Brilliantly bad

Recently I found myself up in Glasgow, meeting up with some of the Ready Up team. Being the kind of people we all are, we ended up playing games – obviously. So there we were, with one Playstation 3 console and enough Xbox 360s to restock Currys, plus just about every one of the triple A titles that came out recently. We had available LittleBigPlanet, Left4Dead, Gears of War 2, Far Cry 2, a full band set of Guitar Hero: World Tour and more. So why did we end up playing Need for Speed: Undercover – a game which I reviewed for Ready Up and decided was pretty much a waste of time? In a few words: because it’s crap.

It’s a phenomenon I’ve experienced again and again. In the same way that people will slow down to look at a car crash, I find myself drawn to appalling games. Not usually games that are just a little disappointing, though, but real train wrecks of games. Games that are so poor that the main fun to be had from them is laughing at the graphics, or games with physics so broken that the game becomes inadvertently hilarious.

A long time ago a friend of mine had a Playstation 2 that he had bought complete with a big pile of games. We spent an afternoon there with a few beers working through these games, and ended up spending hours on a helicopter rescue game. I can’t remember the name of it now, but I think it had the word helicopter in there somewhere. Anyway, if the title had been a realistic representation of the game play it would have been called “Shit Shit Helicopter Toss!”

The graphics appeared to have been puked onto the screen, the sound was poor and the helicopter controls had all the finesse of a hippo jacked up on steroids.
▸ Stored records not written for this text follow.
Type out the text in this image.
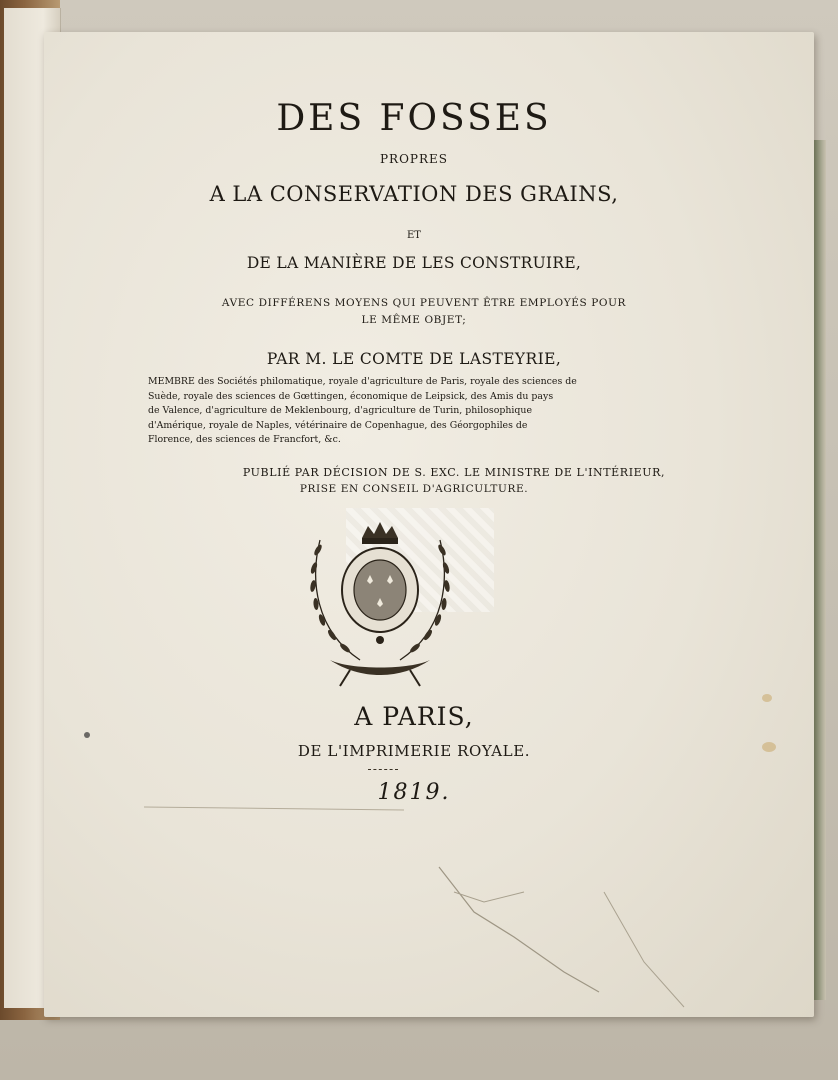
DES FOSSES
PROPRES
A LA CONSERVATION DES GRAINS,
ET
DE LA MANIÈRE DE LES CONSTRUIRE,
AVEC DIFFÉRENS MOYENS QUI PEUVENT ÊTRE EMPLOYÉS POUR
LE MÊME OBJET;
PAR M. LE COMTE DE LASTEYRIE,
MEMBRE des Sociétés philomatique, royale d'agriculture de Paris, royale des sciences de
Suède, royale des sciences de Gœttingen, économique de Leipsick, des Amis du pays
de Valence, d'agriculture de Meklenbourg, d'agriculture de Turin, philosophique
d'Amérique, royale de Naples, vétérinaire de Copenhague, des Géorgophiles de
Florence, des sciences de Francfort, &c.
PUBLIÉ PAR DÉCISION DE S. EXC. LE MINISTRE DE L'INTÉRIEUR,
PRISE EN CONSEIL D'AGRICULTURE.
A PARIS,
DE L'IMPRIMERIE ROYALE.
1819.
Weirdly, though, the fact that this game was impossibly ugly and impossible to control led to us spending ages trying to master it, and we actually had a great time. Not from laughing with the game, you understand, but at it…

Hippos: as deft and as agile as helicopters… apparently.

Thinking back on it now, though, It seems like an odd thing to do, and it leads me to wonder if people with other interests do the same. Do wine critics go to O’Neills and have a great laugh slagging off the house white? Do art critics go to primary schools and rip into the picture that little Johnny (aged 6 ¾) so carefully painted? Do architects go to Coventry and piss themselves laughing the whole time? Is this why that group of supermodels keeps coming round to my house and pointing and laughing at me through the front window?

The Germans have a word for laughing at someone else’s misfortune – but do they have one for laughing at your own?







4 responses to “Brilliantly bad”

  1.  avatar

    The ultimate game that’s so bad it’s good:

    Trespasser for the PC.

    For those who have not been exposed to the glory, it was a massively ambitious FPS set on one of the Jurassic Park islands. I was reading the back of the box yesterday funnily enough, and it promised the first ever realistic physics engine and dynamic dinosaur AI.

    It did not deliver. On the very first level, I picked up a baseball bat, which my character then tripped over, whilst holding it. She died. I am not exaggerating or embellishing the truth. That is what happened.

  2. Razgate avatar

    Retro boy g has a habit of buying really poor games Eg. Earth Defence Force.

    I have the same problem but with movies.
    Eg. The Uninvited

  3. Michael avatar

    There’s schadenfreude and there’s twatenfreude. Probably.

    Hippos are quite fast, apparently, so a hippo jacked up on steroids probably isn’t something you want to encounter… I’m just saying.

    Ever laughed at a bad film but watched it anyway? I have. Sometimes it’s good to do that, not only because it’s just pure shit and you just can’t be arsed watching something that’s actually good but you appreciate the top stuff even more. Perhaps that counts for games too, no?

  4. Kate avatar

    I was saying to someone the other day – it’s easy to make a below average game. But it takes skill to make a SHIT game. The last one I played was A-Train HX. No tutorial. Nothing. Just dumps you in the middle of this gigantic map with a billion options at your finger tips. Accompanied by wicked keyboard music! Woo!